その毒で身動きできなくなった頃に会いましょう」
キリカは唇の端に笑いを残して、小さな水溜りの中に吸い込まれるように消えていった。
獣頭の鳥魔が膝からくずれおちた。
「ガルナっ!」
顔が人のそれに戻り、体格も元に戻った。
だが。
肩で息をし、ただならぬ汗が額から流れ落ちる。
「大丈夫? あのひと毒って言っていたわ」
「契約中だ。死ぬことはない。
しばらく休んだら落ち着く」
「またそこから出てくるかも」
怯えるネフィアに、
「奴は跳毒蛇。もうそこにはいない。
身体が通り抜けられるサイズの水面があれば、どこにでも移動できる。
もうどこかへ跳んで行ったはずだ。
とは言うものの……」
ガルナは目を細めて周囲を見回した。
西の方向、丘の重なる景色に隠れた道の果てへ、目を細める。
「馬車が来る。あれにのせてもらって村に運んでもらおう。
この先のユグラの村になじみがいる」
ネフィアには何も見えなかったが、魔物の感覚はひとのそれと違うと聞いている。来るというのならそうなのだろう。
それより。
馬車のひとが魔物をのせてくれるの?
という疑問を口に出していいかどうかネフィアは迷う。
と。
見る間にガルナの姿が、シャツにズボンの村の若者姿に変わった。ツバつきの帽子まで被っている。
「えっ!?
翼はどこにいっちゃったの?
服はどうやって???」
「これは目くらまし」
どこをどう見ても普通の人間の姿のガルナであるが、具合の悪いのは隠せないらしく、息は荒い。

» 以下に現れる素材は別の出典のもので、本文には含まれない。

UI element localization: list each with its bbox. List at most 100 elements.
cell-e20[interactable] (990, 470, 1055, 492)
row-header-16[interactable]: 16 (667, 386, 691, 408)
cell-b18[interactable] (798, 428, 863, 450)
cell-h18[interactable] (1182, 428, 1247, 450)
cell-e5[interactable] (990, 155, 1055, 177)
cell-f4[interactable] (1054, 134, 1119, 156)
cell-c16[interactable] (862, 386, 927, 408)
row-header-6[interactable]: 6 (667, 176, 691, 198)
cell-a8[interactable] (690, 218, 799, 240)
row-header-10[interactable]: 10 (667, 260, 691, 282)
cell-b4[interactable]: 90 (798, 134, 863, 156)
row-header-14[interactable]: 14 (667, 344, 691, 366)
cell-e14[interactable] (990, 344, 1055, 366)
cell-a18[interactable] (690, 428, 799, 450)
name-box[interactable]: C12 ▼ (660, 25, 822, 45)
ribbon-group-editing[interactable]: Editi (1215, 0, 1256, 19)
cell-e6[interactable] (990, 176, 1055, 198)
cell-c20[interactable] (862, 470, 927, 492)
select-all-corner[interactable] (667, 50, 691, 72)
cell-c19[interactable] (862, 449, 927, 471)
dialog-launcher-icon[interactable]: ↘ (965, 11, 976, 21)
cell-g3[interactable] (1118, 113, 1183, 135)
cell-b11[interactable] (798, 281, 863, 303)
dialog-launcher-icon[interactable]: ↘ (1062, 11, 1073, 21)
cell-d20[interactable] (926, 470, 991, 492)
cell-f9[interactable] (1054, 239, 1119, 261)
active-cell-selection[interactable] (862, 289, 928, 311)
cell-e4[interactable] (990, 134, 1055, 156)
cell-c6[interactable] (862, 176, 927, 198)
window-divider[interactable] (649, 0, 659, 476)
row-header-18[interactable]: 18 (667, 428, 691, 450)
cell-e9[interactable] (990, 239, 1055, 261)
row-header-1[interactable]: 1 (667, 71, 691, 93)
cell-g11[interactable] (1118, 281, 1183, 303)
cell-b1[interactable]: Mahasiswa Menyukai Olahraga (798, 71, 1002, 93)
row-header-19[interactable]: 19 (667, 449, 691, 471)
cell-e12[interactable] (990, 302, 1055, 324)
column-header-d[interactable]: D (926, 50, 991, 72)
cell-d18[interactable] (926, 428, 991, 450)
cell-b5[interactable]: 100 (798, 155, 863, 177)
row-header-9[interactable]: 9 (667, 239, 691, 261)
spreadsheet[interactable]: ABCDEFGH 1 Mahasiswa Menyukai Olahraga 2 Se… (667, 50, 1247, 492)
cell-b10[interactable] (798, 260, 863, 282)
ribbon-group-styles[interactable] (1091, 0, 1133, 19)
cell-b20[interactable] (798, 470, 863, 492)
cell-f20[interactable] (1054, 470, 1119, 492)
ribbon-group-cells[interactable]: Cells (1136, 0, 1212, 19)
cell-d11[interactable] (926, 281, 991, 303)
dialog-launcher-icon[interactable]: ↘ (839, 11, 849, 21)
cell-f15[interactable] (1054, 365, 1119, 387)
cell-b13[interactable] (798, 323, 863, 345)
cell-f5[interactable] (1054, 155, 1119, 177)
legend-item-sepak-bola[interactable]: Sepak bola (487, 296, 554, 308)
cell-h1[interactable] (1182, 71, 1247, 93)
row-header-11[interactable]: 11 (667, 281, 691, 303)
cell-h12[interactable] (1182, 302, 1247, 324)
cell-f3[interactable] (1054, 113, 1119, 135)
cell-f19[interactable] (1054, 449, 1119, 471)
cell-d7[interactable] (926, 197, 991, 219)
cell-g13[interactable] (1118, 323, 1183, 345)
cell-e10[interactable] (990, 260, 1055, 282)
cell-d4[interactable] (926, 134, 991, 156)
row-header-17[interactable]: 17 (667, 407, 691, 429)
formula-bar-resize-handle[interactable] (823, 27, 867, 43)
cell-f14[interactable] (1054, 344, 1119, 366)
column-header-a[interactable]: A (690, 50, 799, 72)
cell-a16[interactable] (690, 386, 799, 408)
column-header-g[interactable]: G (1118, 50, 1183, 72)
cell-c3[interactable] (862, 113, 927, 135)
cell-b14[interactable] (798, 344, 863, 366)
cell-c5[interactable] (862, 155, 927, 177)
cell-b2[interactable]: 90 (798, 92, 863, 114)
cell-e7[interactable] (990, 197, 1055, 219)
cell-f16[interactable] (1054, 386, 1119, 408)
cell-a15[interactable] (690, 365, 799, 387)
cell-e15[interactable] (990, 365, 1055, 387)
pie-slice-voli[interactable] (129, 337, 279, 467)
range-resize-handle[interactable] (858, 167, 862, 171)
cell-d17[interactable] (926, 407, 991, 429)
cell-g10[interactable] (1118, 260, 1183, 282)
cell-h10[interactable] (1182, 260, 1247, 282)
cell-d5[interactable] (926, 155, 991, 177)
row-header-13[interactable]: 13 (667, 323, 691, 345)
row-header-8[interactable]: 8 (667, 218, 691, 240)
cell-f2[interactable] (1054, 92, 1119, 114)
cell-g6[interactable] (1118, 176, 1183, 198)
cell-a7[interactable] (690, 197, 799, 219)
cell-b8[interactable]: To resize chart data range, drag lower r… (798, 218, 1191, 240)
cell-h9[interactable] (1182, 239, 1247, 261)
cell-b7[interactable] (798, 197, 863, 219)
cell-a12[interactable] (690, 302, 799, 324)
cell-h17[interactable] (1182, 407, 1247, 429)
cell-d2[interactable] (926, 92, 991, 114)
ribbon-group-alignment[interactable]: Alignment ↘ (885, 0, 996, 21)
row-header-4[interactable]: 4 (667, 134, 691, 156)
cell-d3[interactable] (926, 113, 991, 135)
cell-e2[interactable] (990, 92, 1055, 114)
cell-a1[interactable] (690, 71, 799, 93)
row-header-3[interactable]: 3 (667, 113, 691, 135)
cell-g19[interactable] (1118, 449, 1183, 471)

そんな連れの姿に、出会いからずっと慌ただしすぎて感じる暇のなかったものを感じた。
契約して、その命である心臓を手にしているとはいえ、ガルナは恐ろしい魔物なのだ。人外の魔力を持ち、ネフィアの知る世界とは違う理で存在するものなのだ。
やがてガルナのいう通り、木々の間から馬車が現れた。
正体どころか体調不良すら隠し、愛想のよい若者として手綱を持つ男に話をつけた翼の魔物が、荷台に飛び乗りネフィアに手を差し伸べる。
「ほら、乗れよ」
だがネフィアの足は動かない。
「どうした?」
まだためらうネフィアの腕の中で、マルが促すように鼻を鳴らした。
上から覗き込むガルナの顔には、よくみれば疲弊の跡が見て取れる。
ネフィアは腕に下げた布製のバッグに目を落とす。
そこにこの魔物の心臓がある。
少なくともこの心臓を持っている限り、この魔がどんな存在でも、ネフィアのパートナーであることは間違いない。
「今は乗るしかないわよね」
ネフィアは小さくマルに囁き、差し伸べられたガルナの手を取った。